Huge XML data needed

Discussion in 'XML' started by Beda Christoph Hammerschmidt, Apr 1, 2004.

  1. I wat to perform some performance measurements on an XML database. FOr
    this reason i need some huge XML sample data. The data should be not
    too structured and a lot of reasonable queries should make sense.
    Any idea, where i can get this data ??
     
    Beda Christoph Hammerschmidt, Apr 1, 2004
    #1
    1. Advertising

  2. Beda Christoph Hammerschmidt

    Andy Dingley Guest

    On 1 Apr 2004 06:45:29 -0800, (Beda Christoph
    Hammerschmidt) wrote:

    >Any idea, where i can get this data ??


    Make it yourself. That way you can control the size and the
    distribution of certain features. If this process is automated, then
    you can easily run tests over and over with different parameters.

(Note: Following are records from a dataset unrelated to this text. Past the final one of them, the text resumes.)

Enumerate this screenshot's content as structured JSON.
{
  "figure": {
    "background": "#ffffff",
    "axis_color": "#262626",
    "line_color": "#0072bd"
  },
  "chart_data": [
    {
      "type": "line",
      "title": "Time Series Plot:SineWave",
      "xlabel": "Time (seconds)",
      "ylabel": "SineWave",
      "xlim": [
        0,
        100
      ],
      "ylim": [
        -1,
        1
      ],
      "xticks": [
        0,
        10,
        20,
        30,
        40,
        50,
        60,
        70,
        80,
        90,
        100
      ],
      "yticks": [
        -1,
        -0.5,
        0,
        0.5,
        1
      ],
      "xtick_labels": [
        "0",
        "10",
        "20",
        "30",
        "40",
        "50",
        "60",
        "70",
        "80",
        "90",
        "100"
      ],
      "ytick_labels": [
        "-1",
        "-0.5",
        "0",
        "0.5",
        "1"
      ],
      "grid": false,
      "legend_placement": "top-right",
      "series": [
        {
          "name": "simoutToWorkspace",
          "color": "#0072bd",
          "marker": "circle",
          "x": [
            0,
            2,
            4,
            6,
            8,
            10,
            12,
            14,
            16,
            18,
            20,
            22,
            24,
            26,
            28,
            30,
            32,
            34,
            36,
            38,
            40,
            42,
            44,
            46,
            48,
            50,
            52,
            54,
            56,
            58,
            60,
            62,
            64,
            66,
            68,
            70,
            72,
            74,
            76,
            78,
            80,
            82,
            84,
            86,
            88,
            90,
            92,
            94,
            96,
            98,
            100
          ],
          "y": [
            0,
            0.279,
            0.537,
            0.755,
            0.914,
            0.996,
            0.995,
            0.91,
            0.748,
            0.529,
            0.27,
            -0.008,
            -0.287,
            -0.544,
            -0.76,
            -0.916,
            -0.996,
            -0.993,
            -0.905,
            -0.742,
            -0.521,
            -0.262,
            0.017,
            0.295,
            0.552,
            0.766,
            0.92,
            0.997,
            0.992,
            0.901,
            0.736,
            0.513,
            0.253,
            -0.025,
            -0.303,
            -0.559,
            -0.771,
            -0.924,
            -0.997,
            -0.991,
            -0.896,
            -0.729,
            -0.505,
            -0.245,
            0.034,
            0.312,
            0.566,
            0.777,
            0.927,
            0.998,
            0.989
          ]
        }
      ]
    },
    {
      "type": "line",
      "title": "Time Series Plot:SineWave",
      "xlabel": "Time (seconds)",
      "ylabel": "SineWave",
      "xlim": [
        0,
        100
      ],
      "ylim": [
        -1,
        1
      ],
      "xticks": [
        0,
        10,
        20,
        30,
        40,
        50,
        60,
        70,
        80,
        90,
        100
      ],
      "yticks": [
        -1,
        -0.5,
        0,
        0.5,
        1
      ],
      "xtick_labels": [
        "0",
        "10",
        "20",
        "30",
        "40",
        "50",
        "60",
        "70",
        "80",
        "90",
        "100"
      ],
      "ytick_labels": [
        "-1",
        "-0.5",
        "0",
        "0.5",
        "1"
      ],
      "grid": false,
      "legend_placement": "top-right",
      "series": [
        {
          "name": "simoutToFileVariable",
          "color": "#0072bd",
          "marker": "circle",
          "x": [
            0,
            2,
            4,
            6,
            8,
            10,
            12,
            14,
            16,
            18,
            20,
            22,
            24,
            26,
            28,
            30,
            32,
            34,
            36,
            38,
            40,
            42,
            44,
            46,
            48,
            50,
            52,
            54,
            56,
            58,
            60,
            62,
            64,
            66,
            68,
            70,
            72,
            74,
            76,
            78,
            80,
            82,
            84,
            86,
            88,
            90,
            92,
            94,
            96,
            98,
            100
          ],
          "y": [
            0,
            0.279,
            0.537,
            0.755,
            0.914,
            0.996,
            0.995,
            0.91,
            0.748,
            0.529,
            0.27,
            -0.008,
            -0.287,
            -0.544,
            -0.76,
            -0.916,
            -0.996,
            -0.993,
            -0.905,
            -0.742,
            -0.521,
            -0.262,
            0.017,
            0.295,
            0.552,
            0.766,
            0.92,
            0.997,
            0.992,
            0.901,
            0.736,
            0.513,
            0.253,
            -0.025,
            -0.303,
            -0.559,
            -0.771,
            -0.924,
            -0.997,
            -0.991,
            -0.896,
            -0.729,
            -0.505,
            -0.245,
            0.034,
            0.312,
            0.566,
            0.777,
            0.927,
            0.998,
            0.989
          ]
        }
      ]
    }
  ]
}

    It's often useful (but rarely done) to test, not just that "it works",
    but to test for sensitivity to different sorts of load. Does
    performance change with many small items, or with few large items ?
    Does sorted/unsorted input data make a difference ?

    Another source of "real world" data in a large corporate is to connect
    to something like an LDAP server and use that. I've also done much of
    my own testing with lists of endangered species form the WCMC. You may
    also find the W3C site useful, particularly the RDF test cases (not
    large, but they do demonstrate many obscure conditions).

    --
    Smert' spamionam
     
    Andy Dingley, Apr 2, 2004
    #2
    1. Advertising

  3. >>>>> "Beda" == Beda Christoph Hammerschmidt <> writes:

    Beda> I wat to perform some performance measurements on an XML database. FOr
    Beda> this reason i need some huge XML sample data. The data should be not
    Beda> too structured and a lot of reasonable queries should make sense. Any
    Beda> idea, where i can get this data ??

    You might get some RSS feed. RSS is a form used by several news servers to
    distribute news. So by definition, there is not much structure, but you can
    make reasonable queries, like what happed (some terrorist act), what was the
    score (some soccer game) etc.

    --
    Arto V. Viitanen
    University of Tampere, Department of Computer Sciences
    Tampere, Finland http://www.cs.uta.fi/~av/
     
    Arto Viitanen, Apr 2, 2004
    #3
  4. Beda Christoph Hammerschmidt wrote in message news:<>...
    > I wat to perform some performance measurements on an XML database. FOr
    > this reason i need some huge XML sample data. The data should be not
    > too structured and a lot of reasonable queries should make sense.
    > Any idea, where i can get this data ??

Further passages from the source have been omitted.